Her Campus (HC): What is the process of becoming the Garnet and Gold guys?
Garnet: When the guys who are doing it graduate they pick two other guys from the BCM for the position. We were asked to do it this year from the guys last year since they both were graduating. You can turn the offer down, but obviously, we were not going to do that. It has been going on since 1998 and has become a football game tradition and was something that I wanted to be a part of when I got asked.
HC: How do you get ready for the games?
Gold: The process obviously involves paint and glitter, but other than that, we aren’t allowed to say—blood oath.
HC: How does it feel being covered in glitter and paint?
Gold: Imagine being covered in sand, then wearing a mask with sand on your face and then trying to breathe. It feels like there is sand everywhere. There are no places that the glitter won’t reach.
Garnet: It is also very exfoliating. My skin is very smooth afterward, but also really dry. Everything is ashy.
HC: How is the removal process? What is the best way to get rid of everything?
Gold: Long, sad showers. But after the game, phase one of clean up actually happens at the BCM.
Garnet: We hose off outside using Dawn soap, which works wonders.
Gold: The rest of the cleaning up is done at home, and a comb is usually necessary to get the glitter out of the hair. Then the process usually goes into the next several days, just trying to get the paint off. We definitely have paint lines from where our compression shorts are.
HC: So, the next day, are you different colors for a little while?
Gold: Maybe a shade.
Garnet: Yeah, so he favors jaundice, and I favor a bad sunburn.
HC: What made you want to become these FSU icons?
Garnet: We were both a little hesitant at first, but the fact that we are both graduating this year meant it was the last chance for us to do it. It is a cool tradition to be a part of, and I’m glad that we’re doing it now.

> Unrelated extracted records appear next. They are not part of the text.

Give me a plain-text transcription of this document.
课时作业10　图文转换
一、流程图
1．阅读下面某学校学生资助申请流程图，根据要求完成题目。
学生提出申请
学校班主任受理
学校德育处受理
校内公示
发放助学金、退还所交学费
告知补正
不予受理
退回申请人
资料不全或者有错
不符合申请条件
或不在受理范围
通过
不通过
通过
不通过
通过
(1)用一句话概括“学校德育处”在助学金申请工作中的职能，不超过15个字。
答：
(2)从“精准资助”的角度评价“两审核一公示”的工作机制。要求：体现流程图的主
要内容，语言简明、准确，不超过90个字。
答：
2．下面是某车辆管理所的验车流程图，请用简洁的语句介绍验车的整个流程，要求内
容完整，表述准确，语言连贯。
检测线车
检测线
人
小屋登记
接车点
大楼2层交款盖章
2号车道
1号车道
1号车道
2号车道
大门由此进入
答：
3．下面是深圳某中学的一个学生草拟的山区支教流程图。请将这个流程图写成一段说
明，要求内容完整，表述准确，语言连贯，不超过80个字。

HC: Is there any training that you have to go through?
Gold: We had a sit-down session with the previous guys, and they filled us in on what to do, what not to do and what to wear. For instance, as the Gold Guy, I have to wear clear nail polish because that helps prevent the yellow from staining my nails.

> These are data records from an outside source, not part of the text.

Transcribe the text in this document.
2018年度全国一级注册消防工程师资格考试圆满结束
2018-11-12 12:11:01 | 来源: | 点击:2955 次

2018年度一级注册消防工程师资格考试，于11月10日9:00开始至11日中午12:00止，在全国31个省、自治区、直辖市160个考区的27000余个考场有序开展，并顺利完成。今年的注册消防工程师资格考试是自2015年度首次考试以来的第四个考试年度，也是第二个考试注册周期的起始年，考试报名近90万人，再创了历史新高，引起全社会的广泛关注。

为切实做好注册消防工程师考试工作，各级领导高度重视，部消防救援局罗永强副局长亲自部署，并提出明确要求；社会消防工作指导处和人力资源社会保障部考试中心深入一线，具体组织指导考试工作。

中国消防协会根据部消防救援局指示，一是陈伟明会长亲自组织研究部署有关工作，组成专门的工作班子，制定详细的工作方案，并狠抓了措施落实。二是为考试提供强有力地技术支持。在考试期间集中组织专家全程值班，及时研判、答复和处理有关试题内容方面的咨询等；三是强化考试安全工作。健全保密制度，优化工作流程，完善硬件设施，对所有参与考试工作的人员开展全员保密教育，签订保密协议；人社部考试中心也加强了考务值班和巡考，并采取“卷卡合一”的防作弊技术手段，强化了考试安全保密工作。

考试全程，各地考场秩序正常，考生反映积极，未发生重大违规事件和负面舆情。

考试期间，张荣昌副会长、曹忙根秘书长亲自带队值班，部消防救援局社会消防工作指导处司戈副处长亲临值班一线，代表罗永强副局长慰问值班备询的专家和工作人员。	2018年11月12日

Garnet: We also did a walk through at the stadium. They showed us where to park the bike, where to enter and stand during the game. They tell us what we have to do during the game, and then we change it a bit to fit our personalities.
HC: What were your first memories of the Garnet and Gold Guys?

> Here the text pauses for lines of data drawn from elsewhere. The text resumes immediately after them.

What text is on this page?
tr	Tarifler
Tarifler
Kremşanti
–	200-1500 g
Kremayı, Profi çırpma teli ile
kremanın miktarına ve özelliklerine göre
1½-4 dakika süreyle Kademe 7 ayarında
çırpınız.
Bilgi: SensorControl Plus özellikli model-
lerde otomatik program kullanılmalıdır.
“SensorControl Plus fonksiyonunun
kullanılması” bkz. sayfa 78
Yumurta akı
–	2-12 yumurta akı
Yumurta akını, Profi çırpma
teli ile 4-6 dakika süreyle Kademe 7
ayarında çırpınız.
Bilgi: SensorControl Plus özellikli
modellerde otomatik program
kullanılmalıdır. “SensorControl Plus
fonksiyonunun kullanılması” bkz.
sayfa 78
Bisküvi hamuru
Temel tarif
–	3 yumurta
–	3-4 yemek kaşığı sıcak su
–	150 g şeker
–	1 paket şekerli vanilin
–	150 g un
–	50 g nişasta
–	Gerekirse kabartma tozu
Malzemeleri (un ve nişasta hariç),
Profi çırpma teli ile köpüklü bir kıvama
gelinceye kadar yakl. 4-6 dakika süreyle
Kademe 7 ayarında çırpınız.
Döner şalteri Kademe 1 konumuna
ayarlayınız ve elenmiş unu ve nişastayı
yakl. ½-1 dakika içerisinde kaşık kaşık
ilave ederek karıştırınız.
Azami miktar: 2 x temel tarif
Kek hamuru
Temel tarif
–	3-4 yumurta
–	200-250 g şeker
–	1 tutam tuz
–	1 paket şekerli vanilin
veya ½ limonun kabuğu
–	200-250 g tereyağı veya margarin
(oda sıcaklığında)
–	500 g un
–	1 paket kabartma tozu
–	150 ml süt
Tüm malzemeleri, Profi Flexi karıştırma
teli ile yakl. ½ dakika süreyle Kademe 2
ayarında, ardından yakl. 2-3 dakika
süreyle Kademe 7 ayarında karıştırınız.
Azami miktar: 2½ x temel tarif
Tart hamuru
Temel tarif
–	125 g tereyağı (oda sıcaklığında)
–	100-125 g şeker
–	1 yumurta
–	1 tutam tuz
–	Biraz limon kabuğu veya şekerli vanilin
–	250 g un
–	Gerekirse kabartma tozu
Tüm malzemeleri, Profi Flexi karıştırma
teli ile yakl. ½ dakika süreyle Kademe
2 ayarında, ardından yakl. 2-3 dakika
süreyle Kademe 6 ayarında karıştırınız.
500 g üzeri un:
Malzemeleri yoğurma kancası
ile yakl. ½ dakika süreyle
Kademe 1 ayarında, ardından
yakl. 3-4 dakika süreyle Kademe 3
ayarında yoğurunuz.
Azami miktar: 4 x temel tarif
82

Garnet: My grandpa has been a season ticket holder since 1973, and I’ve been going to games since I was four years old. Since I was little, we would always go and say “hey” to the guys. We used to joke around saying that I would become one of them. I would say that I would never do it, and now here I am.
HC: How are you still keeping the spirits up during these socially distant times?
Gold: Just by being happy, I don’t know how better to say that. The goal is to exude school spirit, and we try to do that no matter what—no matter the masks, social distance or limited student section. The goal is to make people smile.
Garnet: A smile is all we want, that’s why we’re there.